Después de haber cargado los cadáveres de los esclavos sobre unas angarillas de ramas hechas apresuradamente, los isleños se metieron de nuevo por la espesura conduciendo consigo a nuestros desgraciados amigos. La viuda del jefe precedía a la tropa, escoltada por hombres que alumbraban el camino con antorchas.
Un cuarto de hora después llegaba la horda a un vasto descampado en medio del cual se veían unas doscientas o trescientas cabañas de muy bonita apariencia, con las paredes de bambú y los techos cubiertos con hojas de cocotero, todas provistas de pequeñas plataformas.
Todavía estaba despierto el vecindario. Veíanse hombres y mujeres tendidos en derredor de la inmensa hoguera, en la cual asaban cuartos de buey enteros, bebiendo de paso grandes tragos de arak y cantando hasta desgañitarse.
Hicieron pasar a los cautivos casi a la carrera por entre la multitud, y enseguida los metieron en una de aquellas viviendas. La viuda, que los había precedido, los esperaba en la puerta.

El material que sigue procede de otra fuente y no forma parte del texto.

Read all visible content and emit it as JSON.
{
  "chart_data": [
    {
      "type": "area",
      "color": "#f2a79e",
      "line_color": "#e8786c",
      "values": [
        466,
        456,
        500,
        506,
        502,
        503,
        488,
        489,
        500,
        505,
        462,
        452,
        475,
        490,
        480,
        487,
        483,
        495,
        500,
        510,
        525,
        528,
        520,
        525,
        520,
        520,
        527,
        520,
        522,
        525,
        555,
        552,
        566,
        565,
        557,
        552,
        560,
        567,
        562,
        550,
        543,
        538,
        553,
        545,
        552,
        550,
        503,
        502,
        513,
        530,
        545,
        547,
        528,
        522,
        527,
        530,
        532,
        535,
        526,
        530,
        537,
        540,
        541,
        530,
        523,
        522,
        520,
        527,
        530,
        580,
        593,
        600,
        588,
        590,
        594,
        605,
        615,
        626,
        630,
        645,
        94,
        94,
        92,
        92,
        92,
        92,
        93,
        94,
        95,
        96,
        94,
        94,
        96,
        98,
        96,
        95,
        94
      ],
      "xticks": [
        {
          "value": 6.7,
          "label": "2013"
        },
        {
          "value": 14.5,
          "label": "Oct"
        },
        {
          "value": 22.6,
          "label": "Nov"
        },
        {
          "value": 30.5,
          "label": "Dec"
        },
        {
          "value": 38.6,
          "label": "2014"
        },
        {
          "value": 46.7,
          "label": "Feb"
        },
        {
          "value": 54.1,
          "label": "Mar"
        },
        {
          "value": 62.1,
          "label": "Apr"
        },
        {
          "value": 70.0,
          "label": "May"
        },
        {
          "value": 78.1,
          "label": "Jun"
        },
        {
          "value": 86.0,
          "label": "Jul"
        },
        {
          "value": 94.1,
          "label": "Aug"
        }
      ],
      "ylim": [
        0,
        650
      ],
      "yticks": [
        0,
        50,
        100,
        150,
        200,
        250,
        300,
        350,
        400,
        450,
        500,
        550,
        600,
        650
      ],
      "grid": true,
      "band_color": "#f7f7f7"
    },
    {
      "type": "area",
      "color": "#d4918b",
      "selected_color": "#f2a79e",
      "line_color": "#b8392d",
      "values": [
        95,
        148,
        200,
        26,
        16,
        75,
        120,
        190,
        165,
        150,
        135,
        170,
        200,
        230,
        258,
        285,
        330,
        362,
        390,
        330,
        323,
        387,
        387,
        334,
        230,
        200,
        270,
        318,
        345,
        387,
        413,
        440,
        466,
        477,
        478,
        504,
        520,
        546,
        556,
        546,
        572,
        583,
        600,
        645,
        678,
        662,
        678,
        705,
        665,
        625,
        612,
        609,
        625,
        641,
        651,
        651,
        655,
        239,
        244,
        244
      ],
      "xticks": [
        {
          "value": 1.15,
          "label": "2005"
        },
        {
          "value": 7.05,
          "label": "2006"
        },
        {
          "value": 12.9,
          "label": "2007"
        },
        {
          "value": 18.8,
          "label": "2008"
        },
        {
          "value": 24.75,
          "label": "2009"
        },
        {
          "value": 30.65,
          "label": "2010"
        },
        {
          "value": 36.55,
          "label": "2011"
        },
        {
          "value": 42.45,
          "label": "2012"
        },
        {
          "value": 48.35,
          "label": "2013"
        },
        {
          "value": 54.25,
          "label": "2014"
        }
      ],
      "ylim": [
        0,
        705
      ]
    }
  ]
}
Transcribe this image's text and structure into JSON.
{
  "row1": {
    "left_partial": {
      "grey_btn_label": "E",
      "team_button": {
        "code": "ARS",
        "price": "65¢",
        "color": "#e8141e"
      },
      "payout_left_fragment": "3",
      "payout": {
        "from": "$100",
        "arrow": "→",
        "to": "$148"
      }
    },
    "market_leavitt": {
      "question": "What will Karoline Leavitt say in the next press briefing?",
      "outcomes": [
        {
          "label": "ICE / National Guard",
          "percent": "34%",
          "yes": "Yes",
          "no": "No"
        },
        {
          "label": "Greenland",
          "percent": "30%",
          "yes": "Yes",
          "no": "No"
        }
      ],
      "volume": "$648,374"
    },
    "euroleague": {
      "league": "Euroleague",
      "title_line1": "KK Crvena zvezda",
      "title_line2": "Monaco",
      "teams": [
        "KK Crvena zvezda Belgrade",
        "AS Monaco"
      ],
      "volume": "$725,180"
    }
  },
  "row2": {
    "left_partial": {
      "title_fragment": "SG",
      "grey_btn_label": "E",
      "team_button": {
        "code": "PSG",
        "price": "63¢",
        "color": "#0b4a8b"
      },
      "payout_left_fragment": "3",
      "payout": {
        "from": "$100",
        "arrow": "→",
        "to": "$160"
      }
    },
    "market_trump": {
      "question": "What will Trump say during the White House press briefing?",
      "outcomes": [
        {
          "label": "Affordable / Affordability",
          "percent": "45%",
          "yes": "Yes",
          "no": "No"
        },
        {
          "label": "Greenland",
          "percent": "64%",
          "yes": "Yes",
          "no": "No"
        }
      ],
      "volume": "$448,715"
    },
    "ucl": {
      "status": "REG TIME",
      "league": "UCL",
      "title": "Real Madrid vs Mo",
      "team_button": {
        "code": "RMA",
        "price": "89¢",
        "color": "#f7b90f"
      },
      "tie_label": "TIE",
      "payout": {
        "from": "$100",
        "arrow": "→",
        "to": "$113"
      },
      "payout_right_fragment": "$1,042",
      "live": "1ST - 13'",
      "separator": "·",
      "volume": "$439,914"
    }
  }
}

—¿Qué es lo que quiere usted hacer con nosotros? —le preguntó Will apenas la vio—. ¡Tenga cuidado con lo que hace, porque yo soy europeo, y estos dos hombres que me acompañan, amigos míos, y no olvide que dentro de poco llegará un barco a la bahía de Saoni, y que ese barco tiene cañones!
—Primero asistirán ustedes a los funerales de mi marido —respondió la isleña—, y después los subjefes de los cuatro poblados que dependen de mí decidirán de su suerte.
Les hizo seña para que entrasen, después de haber ordenado que les quitasen los cordeles y las redes, y cerró a sus espaldas la puerta, mandando que la atrancasen con algunos troncos de árboles para impedirles la fuga.